Thursday, April 14, 2011

Sugar: Not so sweet after all


Science writer Gary Taubes is back, this time with a piece about an insidious but plentiful dietary compound that in all likelihood is far more dangerous than fat and red meat: sugar. His recent article in the New York Times Magazine, "Is Sugar Toxic?" combs through the research to find out how much is too much. Americans, by the way, eat a lot.

His digging shows that if sugar is toxic, it is of the "chronic" versus "acute" form, which means that while humans can tolerate high sugar in a meal or two, it might blind them to the impact it has over thousands of meals (which actually transpires over a period of mere months.) His investigation also shows that diabetes and metabolic syndrome are very likely triggered by fat we can't see: fat that accumulates in the liver as it attempts to metabolize large amounts of sweetened food. There's even a potential link to many common cancers: elevated insulin and related hormones (needed to process sugar-laden diets) appear to feed and accelerate tumor growth.

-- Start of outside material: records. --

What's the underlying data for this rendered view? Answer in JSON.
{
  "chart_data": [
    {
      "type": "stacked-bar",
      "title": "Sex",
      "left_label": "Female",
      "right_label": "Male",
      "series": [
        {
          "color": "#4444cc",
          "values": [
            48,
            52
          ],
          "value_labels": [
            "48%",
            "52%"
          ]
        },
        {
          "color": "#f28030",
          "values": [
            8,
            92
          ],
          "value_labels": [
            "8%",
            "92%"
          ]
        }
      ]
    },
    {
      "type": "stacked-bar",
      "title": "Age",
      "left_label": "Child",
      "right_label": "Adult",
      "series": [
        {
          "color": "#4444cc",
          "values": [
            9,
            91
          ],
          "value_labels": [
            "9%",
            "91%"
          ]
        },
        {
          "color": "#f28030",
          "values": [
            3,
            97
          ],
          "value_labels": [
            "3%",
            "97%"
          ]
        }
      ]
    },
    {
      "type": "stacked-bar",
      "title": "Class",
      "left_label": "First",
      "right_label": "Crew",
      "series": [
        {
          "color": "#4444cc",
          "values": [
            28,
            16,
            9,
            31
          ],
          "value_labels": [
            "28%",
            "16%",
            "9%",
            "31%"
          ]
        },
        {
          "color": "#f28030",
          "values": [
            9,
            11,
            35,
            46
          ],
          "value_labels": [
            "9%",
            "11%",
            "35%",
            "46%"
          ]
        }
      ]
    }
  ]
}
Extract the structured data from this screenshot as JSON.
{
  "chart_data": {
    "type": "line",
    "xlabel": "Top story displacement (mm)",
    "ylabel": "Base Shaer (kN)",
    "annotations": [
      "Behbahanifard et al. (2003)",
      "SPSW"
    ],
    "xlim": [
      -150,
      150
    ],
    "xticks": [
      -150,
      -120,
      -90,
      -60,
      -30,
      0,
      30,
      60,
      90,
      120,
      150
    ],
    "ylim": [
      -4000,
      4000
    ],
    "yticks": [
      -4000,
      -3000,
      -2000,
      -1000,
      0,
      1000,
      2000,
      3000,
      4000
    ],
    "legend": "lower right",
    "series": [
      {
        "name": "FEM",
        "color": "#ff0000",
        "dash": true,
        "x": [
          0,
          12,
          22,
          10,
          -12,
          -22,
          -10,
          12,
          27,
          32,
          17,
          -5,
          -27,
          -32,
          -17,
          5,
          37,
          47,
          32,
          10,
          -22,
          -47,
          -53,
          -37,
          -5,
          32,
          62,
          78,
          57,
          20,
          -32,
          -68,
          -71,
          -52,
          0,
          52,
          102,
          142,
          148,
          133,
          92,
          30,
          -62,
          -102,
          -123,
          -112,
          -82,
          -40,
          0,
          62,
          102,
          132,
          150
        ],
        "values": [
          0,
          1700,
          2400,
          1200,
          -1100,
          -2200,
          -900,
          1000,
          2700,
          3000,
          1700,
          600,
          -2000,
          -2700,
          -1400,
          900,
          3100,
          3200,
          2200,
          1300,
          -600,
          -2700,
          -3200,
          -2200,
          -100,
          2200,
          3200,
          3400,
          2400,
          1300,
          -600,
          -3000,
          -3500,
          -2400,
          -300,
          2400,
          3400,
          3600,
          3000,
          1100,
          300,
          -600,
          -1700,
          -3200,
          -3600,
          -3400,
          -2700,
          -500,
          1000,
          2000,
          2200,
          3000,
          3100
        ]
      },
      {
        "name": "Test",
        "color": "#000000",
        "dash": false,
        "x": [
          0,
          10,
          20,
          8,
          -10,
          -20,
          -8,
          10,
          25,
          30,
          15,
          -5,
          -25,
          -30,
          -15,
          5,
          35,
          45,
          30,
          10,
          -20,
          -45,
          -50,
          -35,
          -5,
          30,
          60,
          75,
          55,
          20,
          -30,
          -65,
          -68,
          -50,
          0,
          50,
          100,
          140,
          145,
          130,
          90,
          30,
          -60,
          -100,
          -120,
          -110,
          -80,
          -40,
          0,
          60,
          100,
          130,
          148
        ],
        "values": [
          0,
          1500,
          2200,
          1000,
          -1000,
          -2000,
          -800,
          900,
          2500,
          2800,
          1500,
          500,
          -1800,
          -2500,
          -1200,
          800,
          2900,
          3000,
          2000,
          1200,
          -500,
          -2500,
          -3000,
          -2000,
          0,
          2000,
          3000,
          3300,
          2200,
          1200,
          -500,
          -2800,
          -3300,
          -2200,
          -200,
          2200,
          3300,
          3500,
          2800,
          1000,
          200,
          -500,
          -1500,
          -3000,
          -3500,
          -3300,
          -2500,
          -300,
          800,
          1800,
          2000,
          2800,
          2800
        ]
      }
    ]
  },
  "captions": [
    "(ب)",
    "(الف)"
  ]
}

As he has in the past, Taubes mentions the Inuit, who experienced vibrant health and virtually no diabetes or malignant cancers while eating traditional diets, comprised of copious amounts of fatty meat accompanied by virtually no fruits or vegetables. As their diets became more "Westernized," rates of diabetes and cancers shot up.

Perhaps most telling in his article: the researchers who study the connection between cancer and sugars (here we are talking about the added stuff, not what is naturally occurring in fruits and other foods) have tried to eliminate it from their own diets. They admit that to them sugar is "scary."


Taubes has been doing some remarkable research and following it up with bold, provocative writing. He's responsible for the monumental piece "What if It's All Been  a Big Fat Lie?" which was published by the New York Times back in 2002. It reopened the debate over whether meats and meat fats are really the culprits behind modern diseases. His contention: not likely.